The proposed aquisition of Weir Pumps by Sulzer did not in fact go ahead. At the last minute, having spent some time at Weir's Cathcart facility, carrying out a due dilligence exercise (and generally familiarising themselves with all aspects of the Company who, along with KSB of Germany, had been their greatest competitor for over 100 years!) they pulled out without warning.

Now, with some significant inside knowledge of Weir Pumps, its products and business strategy, Sulzer returned from whence they came leaving WPL looking rather foolish - and without a Buyer. Not a happy situation for their Australian Chief Executive who had been busy flogging off any arm of the company that he considered insufficiently profitable, medium to high risk, or an amalgam of these undesirable characteristics. (My own company, who were specialised in the Deslaination and offshore Oil & Gas markets, came into that category and we were sold off to a large French water company)

Meantime, to everyone's surprise, a new Buyer came on the scene very quickly after the Sulzer pull-out. This was that great Scottish engineer, Jim McColl, who had started off a meteoric success story when he bought up 30% of the ailing Clyde Blowers company in the early 90s and rapidly turned that into a huge success story. Within no time at all, Clyde Blowers bought Weir Pumps and renamed the company 'Clyde Pumps incorporating Weir Pumps'.

Some eyebrows were raised at the time and many wondered whether Jim McColl was losing his Midas touch. As it happened, he had served his own time with G & J Weir and many thought it was sentiment and emotion over-ruling the brain. Anyone knowing the man would realise the error in such an assumption - there are few better business heads in Scotland than Jim McColl.

This took place in May 2007. In November 2008, a year ago, Clyde Pumps went a stage further and bought out Union Pumps of the USA, a long-established pumps manufacturer established in 1885. Along with Weir Pumps, established by James and George Weir in 1871, the new Company, now renamed ClydeUnion, had the benefit of some 260 years pumping technology, before taking into account the numerous other pumping companies snapped up over the years from the 1930s onwards.

The old facility in Cathcart, which had been up for redevelopment, remains extant and the last I heard was that the development plans, unlike those for our erstwhile shipyards and riversides, have been shelved. 

Weir as a name still remains, however, the Oil & Gas Division was expanded in scope and markets, and removed from the Weir Pumps sell-off. Other divisions were sold off by the Chief Executive who has just stepped down to return to Australia. 

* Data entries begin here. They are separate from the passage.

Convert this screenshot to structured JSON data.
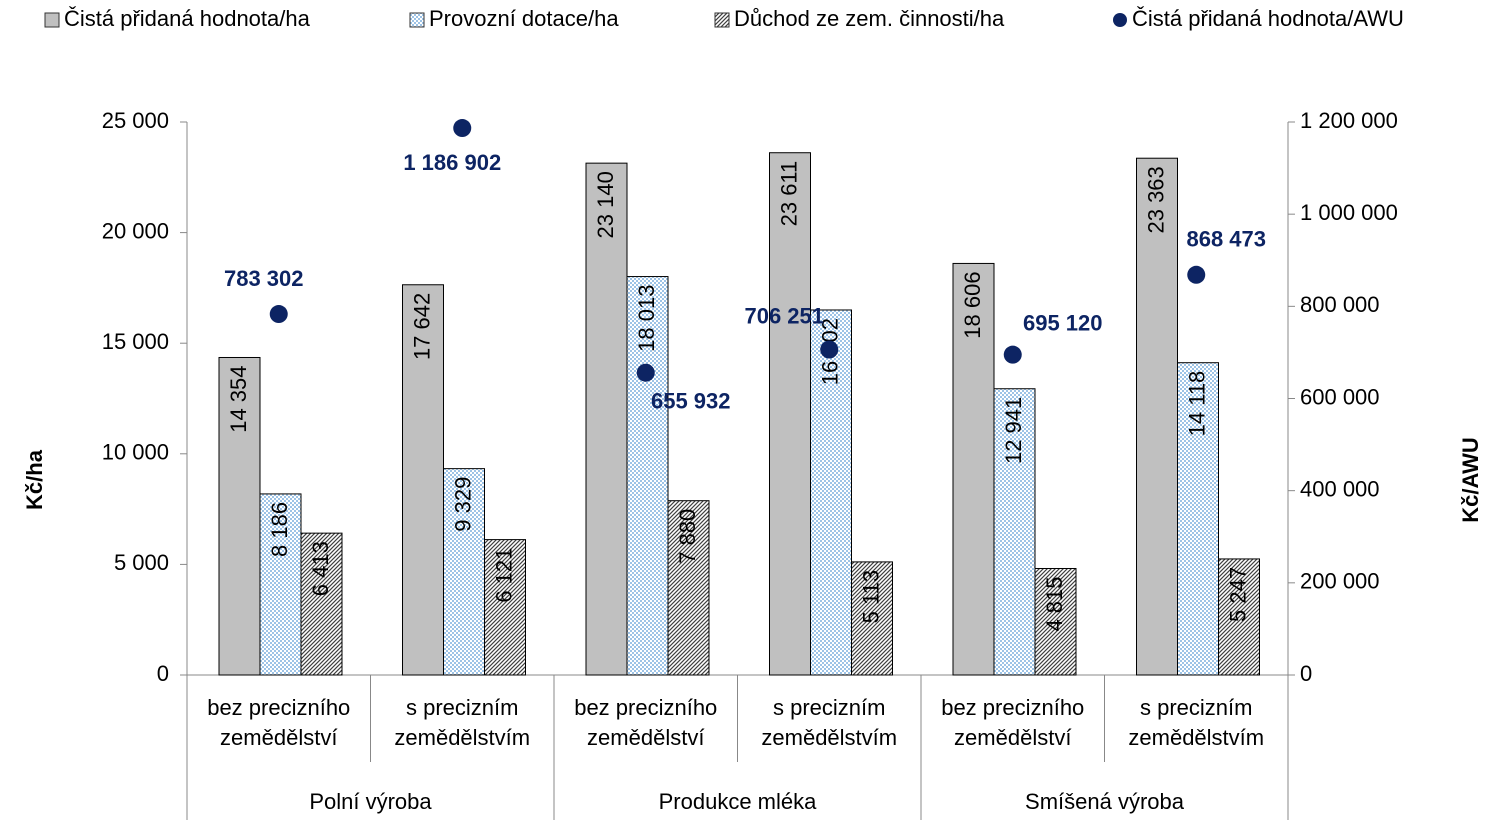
{
  "chart_data": {
    "type": "bar",
    "y_label": "Kč/ha",
    "y2_label": "Kč/AWU",
    "categories": [
      "bez precizního zemědělství",
      "s precizním zemědělstvím",
      "bez precizního zemědělství",
      "s precizním zemědělstvím",
      "bez precizního zemědělství",
      "s precizním zemědělstvím"
    ],
    "groups": [
      "Polní výroba",
      "Produkce mléka",
      "Smíšená výroba"
    ],
    "ylim": [
      0,
      25000
    ],
    "yticks": [
      0,
      {
        "value": 5000,
        "label": "5 000"
      },
      {
        "value": 10000,
        "label": "10 000"
      },
      {
        "value": 15000,
        "label": "15 000"
      },
      {
        "value": 20000,
        "label": "20 000"
      },
      {
        "value": 25000,
        "label": "25 000"
      }
    ],
    "y2lim": [
      0,
      1200000
    ],
    "y2ticks": [
      0,
      {
        "value": 200000,
        "label": "200 000"
      },
      {
        "value": 400000,
        "label": "400 000"
      },
      {
        "value": 600000,
        "label": "600 000"
      },
      {
        "value": 800000,
        "label": "800 000"
      },
      {
        "value": 1000000,
        "label": "1 000 000"
      },
      {
        "value": 1200000,
        "label": "1 200 000"
      }
    ],
    "series": [
      {
        "name": "Čistá přidaná hodnota/ha",
        "type": "bar",
        "color": "#c0c0c0",
        "values": [
          14354,
          17642,
          23140,
          23611,
          18606,
          23363
        ],
        "value_labels": [
          "14 354",
          "17 642",
          "23 140",
          "23 611",
          "18 606",
          "23 363"
        ]
      },
      {
        "name": "Provozní dotace/ha",
        "type": "bar",
        "color": "#9dc3e6",
        "values": [
          8186,
          9329,
          18013,
          16502,
          12941,
          14118
        ],
        "value_labels": [
          "8 186",
          "9 329",
          "18 013",
          "16 502",
          "12 941",
          "14 118"
        ]
      },
      {
        "name": "Důchod ze zem. činnosti/ha",
        "type": "bar",
        "color": "#404040",
        "values": [
          6413,
          6121,
          7880,
          5113,
          4815,
          5247
        ],
        "value_labels": [
          "6 413",
          "6 121",
          "7 880",
          "5 113",
          "4 815",
          "5 247"
        ]
      },
      {
        "name": "Čistá přidaná hodnota/AWU",
        "type": "scatter",
        "axis": "y2",
        "color": "#0d2463",
        "values": [
          783302,
          1186902,
          655932,
          706251,
          695120,
          868473
        ],
        "value_labels": [
          "783 302",
          "1 186 902",
          "655 932",
          "706 251",
          "695 120",
          "868 473"
        ]
      }
    ]
  }
}
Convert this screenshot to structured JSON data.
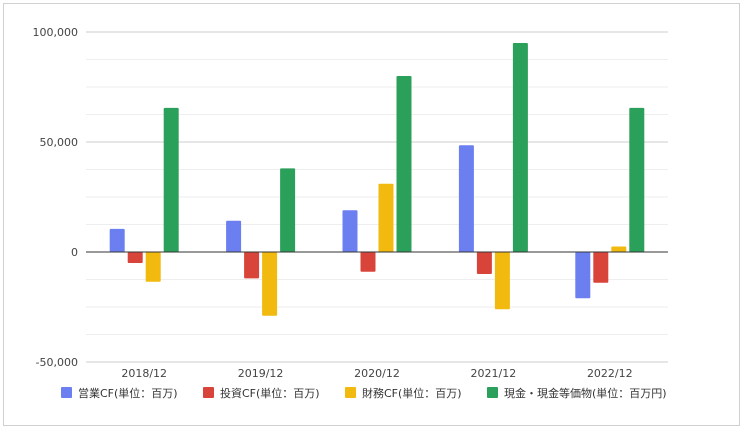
{
  "chart_data": {
    "type": "bar",
    "categories": [
      "2018/12",
      "2019/12",
      "2020/12",
      "2021/12",
      "2022/12"
    ],
    "series": [
      {
        "name": "営業CF(単位：百万)",
        "color": "#6b7ff0",
        "values": [
          10500,
          14200,
          19000,
          48500,
          -21000
        ]
      },
      {
        "name": "投資CF(単位：百万)",
        "color": "#d9443a",
        "values": [
          -5000,
          -12000,
          -9000,
          -10000,
          -14000
        ]
      },
      {
        "name": "財務CF(単位：百万)",
        "color": "#f2b90f",
        "values": [
          -13500,
          -29000,
          31000,
          -26000,
          2500
        ]
      },
      {
        "name": "現金・現金等価物(単位：百万円)",
        "color": "#2aa05a",
        "values": [
          65500,
          38000,
          80000,
          95000,
          65500
        ]
      }
    ],
    "ylim": [
      -50000,
      100000
    ],
    "yticks": [
      "100,000",
      "50,000",
      "0",
      "-50,000"
    ],
    "ytick_values": [
      100000,
      50000,
      0,
      -50000
    ],
    "grid": true,
    "legend_position": "bottom"
  }
}
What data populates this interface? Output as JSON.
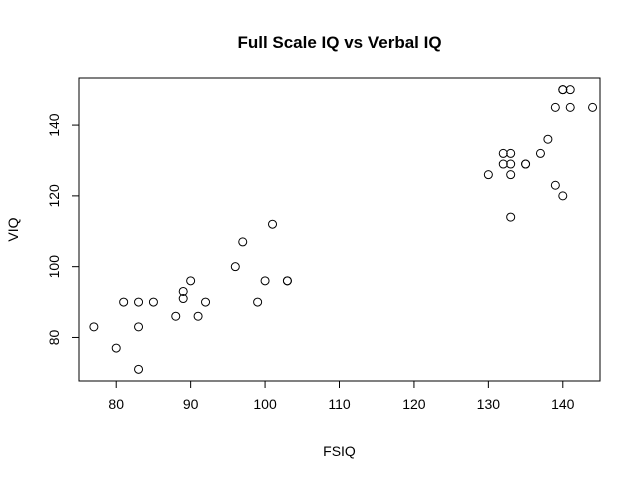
{
  "chart_data": {
    "type": "scatter",
    "title": "Full Scale IQ vs Verbal IQ",
    "xlabel": "FSIQ",
    "ylabel": "VIQ",
    "xlim": [
      75,
      145
    ],
    "ylim": [
      67.7,
      153.3
    ],
    "xticks": [
      80,
      90,
      100,
      110,
      120,
      130,
      140
    ],
    "yticks": [
      80,
      100,
      120,
      140
    ],
    "grid": false,
    "legend": "none",
    "points": [
      {
        "x": 77,
        "y": 83
      },
      {
        "x": 80,
        "y": 77
      },
      {
        "x": 81,
        "y": 90
      },
      {
        "x": 83,
        "y": 90
      },
      {
        "x": 83,
        "y": 83
      },
      {
        "x": 83,
        "y": 71
      },
      {
        "x": 85,
        "y": 90
      },
      {
        "x": 88,
        "y": 86
      },
      {
        "x": 89,
        "y": 93
      },
      {
        "x": 89,
        "y": 91
      },
      {
        "x": 90,
        "y": 96
      },
      {
        "x": 91,
        "y": 86
      },
      {
        "x": 92,
        "y": 90
      },
      {
        "x": 96,
        "y": 100
      },
      {
        "x": 97,
        "y": 107
      },
      {
        "x": 99,
        "y": 90
      },
      {
        "x": 100,
        "y": 96
      },
      {
        "x": 101,
        "y": 112
      },
      {
        "x": 103,
        "y": 96
      },
      {
        "x": 103,
        "y": 96
      },
      {
        "x": 130,
        "y": 126
      },
      {
        "x": 132,
        "y": 132
      },
      {
        "x": 132,
        "y": 129
      },
      {
        "x": 133,
        "y": 132
      },
      {
        "x": 133,
        "y": 129
      },
      {
        "x": 133,
        "y": 126
      },
      {
        "x": 133,
        "y": 114
      },
      {
        "x": 135,
        "y": 129
      },
      {
        "x": 135,
        "y": 129
      },
      {
        "x": 137,
        "y": 132
      },
      {
        "x": 138,
        "y": 136
      },
      {
        "x": 139,
        "y": 145
      },
      {
        "x": 139,
        "y": 123
      },
      {
        "x": 140,
        "y": 150
      },
      {
        "x": 140,
        "y": 150
      },
      {
        "x": 140,
        "y": 120
      },
      {
        "x": 141,
        "y": 150
      },
      {
        "x": 141,
        "y": 145
      },
      {
        "x": 144,
        "y": 145
      }
    ]
  }
}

Lord Smith of Kelvin and Lord Robertson of Port Ellen remain as Directors in the ashes of this once-great West of Scotland engineering company. As I still work for the French company who bought my old company from Weir, I cannot say too much, except to make the point that having served Weirs of Cathcart for over 38 years it was no longer the same company once Lord Weir retired and it fell into the clutches of the so-called professional managers, of which admittedly I was one .... : - (


----------